“They will tell you that the miraculous circumstances of Christ’s birth are but a parody on old heathen myths, that a woman with a Divine Child in her arms was worshiped by the Indus and the Nile, and that many an ancient hero claimed a divine paternity. They will go to the very root of revelation and tell you that Vishnu floated on primal seas even as God moved on the face of the waters; that while the Norse Ymir slept, a man and a woman grew out from under his left arm like Eve from sleeping Adam’s side. The fragmentary resemblances are countless.
“Our God be thanked that not the Israelite alone, but even those step-children of the Light had some sense of his coming footsteps! They had caught an echo of the promise, for it was made for all. It was moulded into the clay that made their bodies. It aspired in the spark that kindled their souls.
“I have seen the nest of a swallow all straightly built of parallel woven twigs, except in one corner. In that corner, in a shoal perspective, was an upright end of pale brown stick shaped like an antique altar. Two tiny twigs were laid on top as for a fire, and from them rose a point of bright yellow leaf for a flame. A pencil could not draw the shapes in better proportion, nor color them more perfectly.
“Above the leaf-flame was hung a cross like a letter X, which is a rising or a falling cross. This, floating in the air above the altar, seemed a veiled interpretation of the sacrifice. Larger, inclosing all, was an upright cross, the beam of which formed one side of a triangle, the figure of the Trinity.

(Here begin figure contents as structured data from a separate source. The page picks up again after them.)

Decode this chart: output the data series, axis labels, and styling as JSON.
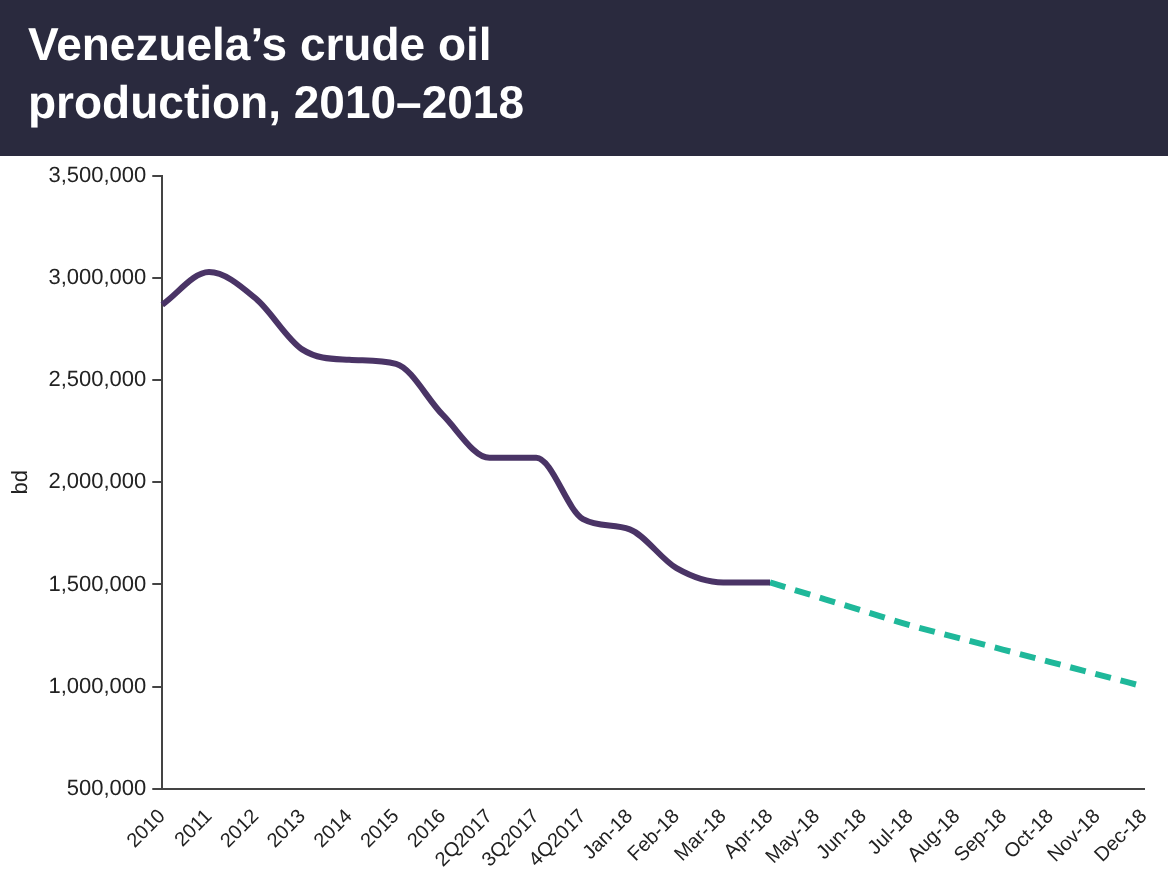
{
  "chart_data": {
    "type": "line",
    "title": "Venezuela’s crude oil production, 2010–2018",
    "ylabel": "bd",
    "categories": [
      "2010",
      "2011",
      "2012",
      "2013",
      "2014",
      "2015",
      "2016",
      "2Q2017",
      "3Q2017",
      "4Q2017",
      "Jan-18",
      "Feb-18",
      "Mar-18",
      "Apr-18",
      "May-18",
      "Jun-18",
      "Jul-18",
      "Aug-18",
      "Sep-18",
      "Oct-18",
      "Nov-18",
      "Dec-18"
    ],
    "series": [
      {
        "color": "#4a3466",
        "line_style": "solid",
        "values": [
          2870000,
          3030000,
          2900000,
          2650000,
          2600000,
          2580000,
          2330000,
          2120000,
          2120000,
          1820000,
          1770000,
          1580000,
          1510000,
          1510000,
          null,
          null,
          null,
          null,
          null,
          null,
          null,
          null
        ]
      },
      {
        "color": "#1fb89a",
        "line_style": "dashed",
        "values": [
          null,
          null,
          null,
          null,
          null,
          null,
          null,
          null,
          null,
          null,
          null,
          null,
          null,
          1510000,
          1440000,
          1370000,
          1300000,
          1240000,
          1180000,
          1120000,
          1060000,
          1000000
        ]
      }
    ],
    "ylim": [
      500000,
      3500000
    ],
    "yticks": [
      {
        "value": 500000,
        "label": "500,000"
      },
      {
        "value": 1000000,
        "label": "1,000,000"
      },
      {
        "value": 1500000,
        "label": "1,500,000"
      },
      {
        "value": 2000000,
        "label": "2,000,000"
      },
      {
        "value": 2500000,
        "label": "2,500,000"
      },
      {
        "value": 3000000,
        "label": "3,000,000"
      },
      {
        "value": 3500000,
        "label": "3,500,000"
      }
    ],
    "grid": false,
    "legend": false,
    "marker": "none"
  }
}
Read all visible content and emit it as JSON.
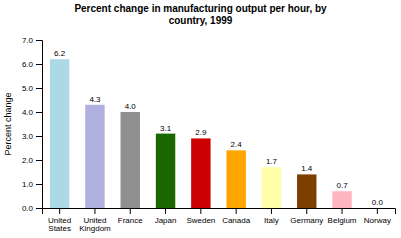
{
  "chart_data": {
    "type": "bar",
    "title": "Percent change in manufacturing output per hour, by\ncountry, 1999",
    "ylabel": "Percent change",
    "categories": [
      "United\nStates",
      "United\nKingdom",
      "France",
      "Japan",
      "Sweden",
      "Canada",
      "Italy",
      "Germany",
      "Belgium",
      "Norway"
    ],
    "values": [
      6.2,
      4.3,
      4.0,
      3.1,
      2.9,
      2.4,
      1.7,
      1.4,
      0.7,
      0.0
    ],
    "value_labels": [
      "6.2",
      "4.3",
      "4.0",
      "3.1",
      "2.9",
      "2.4",
      "1.7",
      "1.4",
      "0.7",
      "0.0"
    ],
    "colors": [
      "#add8e6",
      "#b0b0e0",
      "#909090",
      "#1a6600",
      "#cc0000",
      "#ffa500",
      "#ffffaa",
      "#7b3f00",
      "#ffb6c1",
      "#f5f5dc"
    ],
    "ylim": [
      0,
      7.0
    ],
    "yticks": [
      {
        "value": 0.0,
        "label": "0.0"
      },
      {
        "value": 1.0,
        "label": "1.0"
      },
      {
        "value": 2.0,
        "label": "2.0"
      },
      {
        "value": 3.0,
        "label": "3.0"
      },
      {
        "value": 4.0,
        "label": "4.0"
      },
      {
        "value": 5.0,
        "label": "5.0"
      },
      {
        "value": 6.0,
        "label": "6.0"
      },
      {
        "value": 7.0,
        "label": "7.0"
      }
    ],
    "data_labels": true,
    "grid": false
  }
}
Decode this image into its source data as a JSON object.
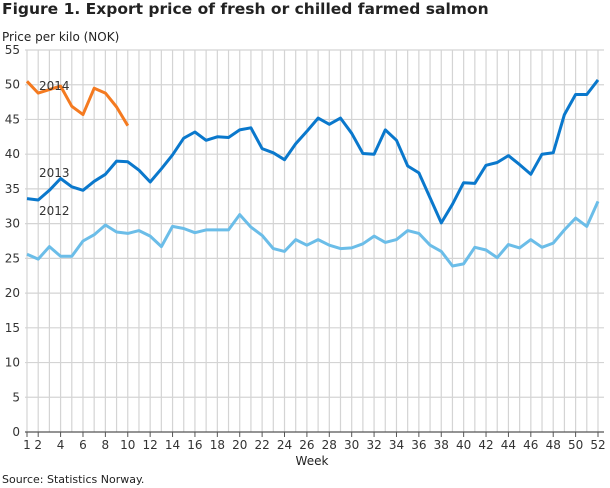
{
  "chart_data": {
    "type": "line",
    "title": "Figure 1. Export price of fresh or chilled farmed salmon",
    "ylabel": "Price per kilo (NOK)",
    "xlabel": "Week",
    "source": "Source: Statistics Norway.",
    "xlim": [
      1,
      52
    ],
    "ylim": [
      0,
      55
    ],
    "yticks": [
      0,
      5,
      10,
      15,
      20,
      25,
      30,
      35,
      40,
      45,
      50,
      55
    ],
    "xticks": [
      1,
      2,
      4,
      6,
      8,
      10,
      12,
      14,
      16,
      18,
      20,
      22,
      24,
      26,
      28,
      30,
      32,
      34,
      36,
      38,
      40,
      42,
      44,
      46,
      48,
      50,
      52
    ],
    "grid": true,
    "legend": "inline labels",
    "series": [
      {
        "name": "2014",
        "color": "#f47a20",
        "values": [
          50.5,
          48.8,
          49.3,
          49.8,
          46.9,
          45.7,
          49.5,
          48.8,
          46.8,
          44.1
        ]
      },
      {
        "name": "2013",
        "color": "#0a78cc",
        "values": [
          33.6,
          33.4,
          34.8,
          36.5,
          35.3,
          34.8,
          36.1,
          37.1,
          39.0,
          38.9,
          37.7,
          36.0,
          37.9,
          39.9,
          42.3,
          43.2,
          42.0,
          42.5,
          42.4,
          43.5,
          43.8,
          40.8,
          40.2,
          39.2,
          41.5,
          43.3,
          45.2,
          44.3,
          45.2,
          43.0,
          40.1,
          40.0,
          43.5,
          42.0,
          38.3,
          37.3,
          33.7,
          30.1,
          32.8,
          35.9,
          35.8,
          38.4,
          38.8,
          39.8,
          38.5,
          37.1,
          40.0,
          40.2,
          45.7,
          48.6,
          48.6,
          50.7
        ]
      },
      {
        "name": "2012",
        "color": "#6bbde8",
        "values": [
          25.6,
          24.9,
          26.7,
          25.3,
          25.3,
          27.5,
          28.4,
          29.8,
          28.8,
          28.6,
          29.0,
          28.2,
          26.7,
          29.6,
          29.3,
          28.7,
          29.1,
          29.1,
          29.1,
          31.3,
          29.5,
          28.3,
          26.4,
          26.0,
          27.7,
          26.9,
          27.7,
          26.9,
          26.4,
          26.5,
          27.1,
          28.2,
          27.3,
          27.7,
          29.0,
          28.6,
          26.9,
          26.0,
          23.9,
          24.2,
          26.6,
          26.2,
          25.1,
          27.0,
          26.5,
          27.7,
          26.6,
          27.2,
          29.1,
          30.8,
          29.6,
          33.2
        ]
      }
    ]
  }
}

“These figures were laid, one over the other, increasing in size from the altar outward, the victim announced, the mode of his sacrifice hinted, and his divinity proclaimed,—all the emblems of Christianity plainly and chronologically set. What breath of the great all-pervading harmony blew these symbols to the beak of a nesting bird!
“From the first records that we possess of human life, a divine legend or a divine expectation looms before the souls of men, vague as to time, sometimes confused in outline, but ever striking some harmonious chord with their own needs and aspirations, and with the visible world about them.

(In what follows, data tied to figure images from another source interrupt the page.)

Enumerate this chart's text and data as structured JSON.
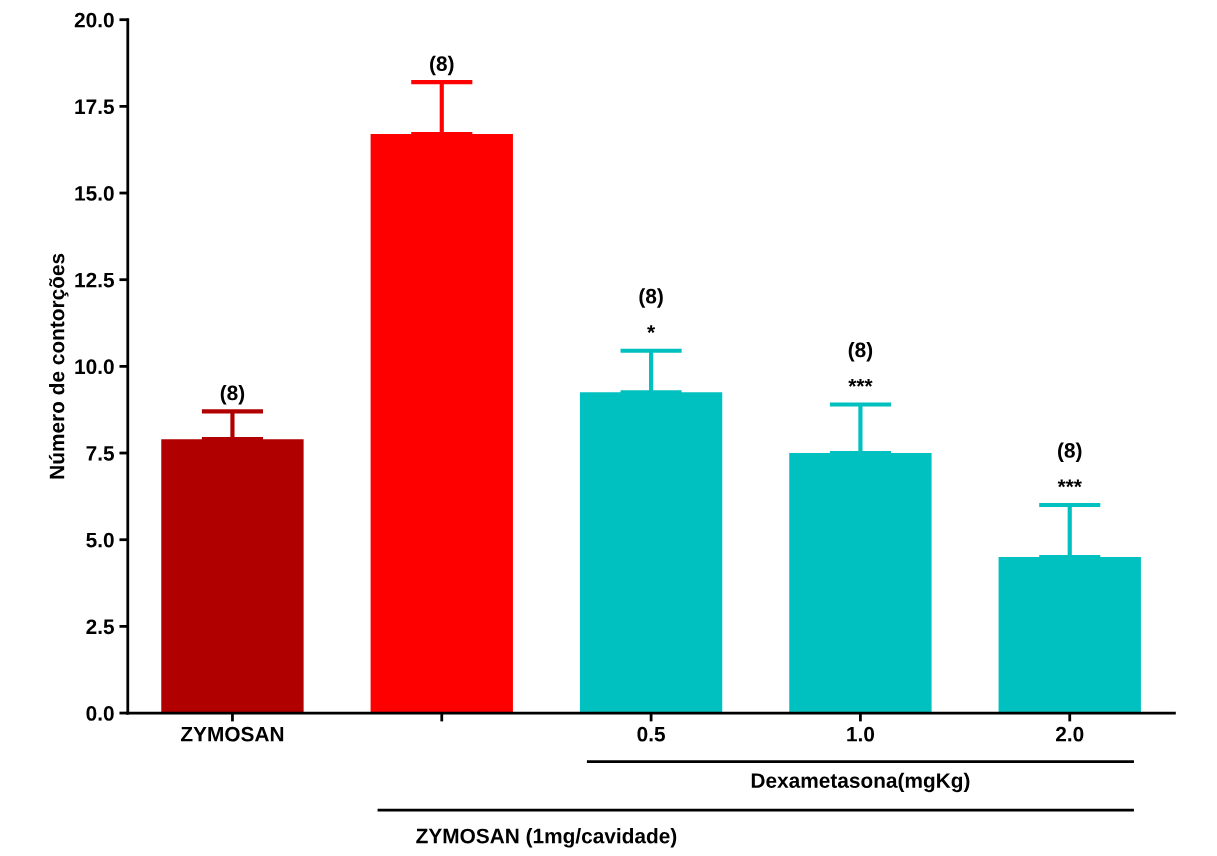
{
  "chart_data": {
    "type": "bar",
    "ylabel": "Número de contorções",
    "categories": [
      "ZYMOSAN",
      null,
      "0.5",
      "1.0",
      "2.0"
    ],
    "values": [
      7.9,
      16.7,
      9.25,
      7.5,
      4.5
    ],
    "errors": [
      [
        7.9,
        8.7
      ],
      [
        16.7,
        18.2
      ],
      [
        9.25,
        10.45
      ],
      [
        7.5,
        8.9
      ],
      [
        4.5,
        6.0
      ]
    ],
    "colors": [
      "#b00000",
      "#ff0000",
      "#00c0c0",
      "#00c0c0",
      "#00c0c0"
    ],
    "ylim": [
      0,
      20
    ],
    "yticks": [
      {
        "value": 0,
        "label": "0.0"
      },
      {
        "value": 2.5,
        "label": "2.5"
      },
      {
        "value": 5,
        "label": "5.0"
      },
      {
        "value": 7.5,
        "label": "7.5"
      },
      {
        "value": 10,
        "label": "10.0"
      },
      {
        "value": 12.5,
        "label": "12.5"
      },
      {
        "value": 15,
        "label": "15.0"
      },
      {
        "value": 17.5,
        "label": "17.5"
      },
      {
        "value": 20,
        "label": "20.0"
      }
    ],
    "grid": false,
    "legend": false,
    "annotations": [
      "(8)",
      "(8)",
      "(8)",
      "*",
      "(8)",
      "***",
      "(8)",
      "***",
      "Dexametasona(mgKg)",
      "ZYMOSAN (1mg/cavidade)"
    ]
  }
}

“See those southern mountain-tops half hidden in a fleet of clouds just sailing over! Even we who know those heights from infancy can scarce be certain what is rock and what is mist in all those outlines. A cliff runs up in shadow, and masses of frowning vapors catch and carry its profile almost to the zenith. There is a rounded mountain where the snow never lingered; and a pile of snowy cumuli has settled on its grayness, and sharpened itself to a fairy pinnacle to mock our ice-peaks, and sifted its white drifts into crevices downward, and set its alabaster buttresses to confuse our knowledge of the old familiar height. Yonder where the White Lady has stood during all the years of our lives, pure and stainless against the blue southwest, a dazzling whirl of sun-bleached mists has usurped her place, leaving visible only her pedestal wreathed about with olive-trees.
“But if you watch awhile the slowly moving veil, gathering with care each glimpse of an unchanging outline, you can build up again the solid mountain wall.

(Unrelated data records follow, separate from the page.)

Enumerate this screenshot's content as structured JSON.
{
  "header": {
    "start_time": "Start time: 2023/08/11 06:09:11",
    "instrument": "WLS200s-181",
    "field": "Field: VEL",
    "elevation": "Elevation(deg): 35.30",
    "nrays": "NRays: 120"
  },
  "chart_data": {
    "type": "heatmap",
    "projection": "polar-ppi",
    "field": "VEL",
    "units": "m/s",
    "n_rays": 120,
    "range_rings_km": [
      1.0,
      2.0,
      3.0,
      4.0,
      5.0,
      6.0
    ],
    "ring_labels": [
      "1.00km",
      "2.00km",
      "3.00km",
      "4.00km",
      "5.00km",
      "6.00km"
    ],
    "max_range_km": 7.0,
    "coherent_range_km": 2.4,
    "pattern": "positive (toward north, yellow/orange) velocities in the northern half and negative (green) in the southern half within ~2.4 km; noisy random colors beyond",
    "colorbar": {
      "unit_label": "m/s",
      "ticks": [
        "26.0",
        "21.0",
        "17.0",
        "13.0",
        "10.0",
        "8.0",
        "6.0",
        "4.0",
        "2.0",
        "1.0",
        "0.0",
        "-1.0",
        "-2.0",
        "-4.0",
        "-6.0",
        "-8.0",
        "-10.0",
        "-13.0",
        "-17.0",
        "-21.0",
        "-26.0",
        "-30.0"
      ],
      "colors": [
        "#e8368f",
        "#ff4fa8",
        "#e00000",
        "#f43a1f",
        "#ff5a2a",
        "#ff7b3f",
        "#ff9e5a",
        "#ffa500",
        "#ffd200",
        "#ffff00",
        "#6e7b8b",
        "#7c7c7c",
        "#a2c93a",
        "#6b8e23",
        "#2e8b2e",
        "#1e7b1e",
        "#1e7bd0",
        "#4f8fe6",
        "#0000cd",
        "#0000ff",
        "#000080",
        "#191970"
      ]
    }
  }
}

“So the heathen, yes! and the Jew also, saw the coming Christ. Anubis, Isis, Osiris, Buddha, Thor,—they had each some inch-long outline, some divine hand-breadth of truth running off into fantastic myth.
“Were they content with their gods, those puzzled but reverent souls? No; for they were ever seeking new ones, or adding some new feature to the old. Their Sphinx, combining in herself the forms of woman and lion, dog, serpent, and bird, seemed set there to ask, What form will the Divine One choose? Are these creatures all the children of one primal mother? Of what mysterious syllogism is the brute creation the mystical conclusion?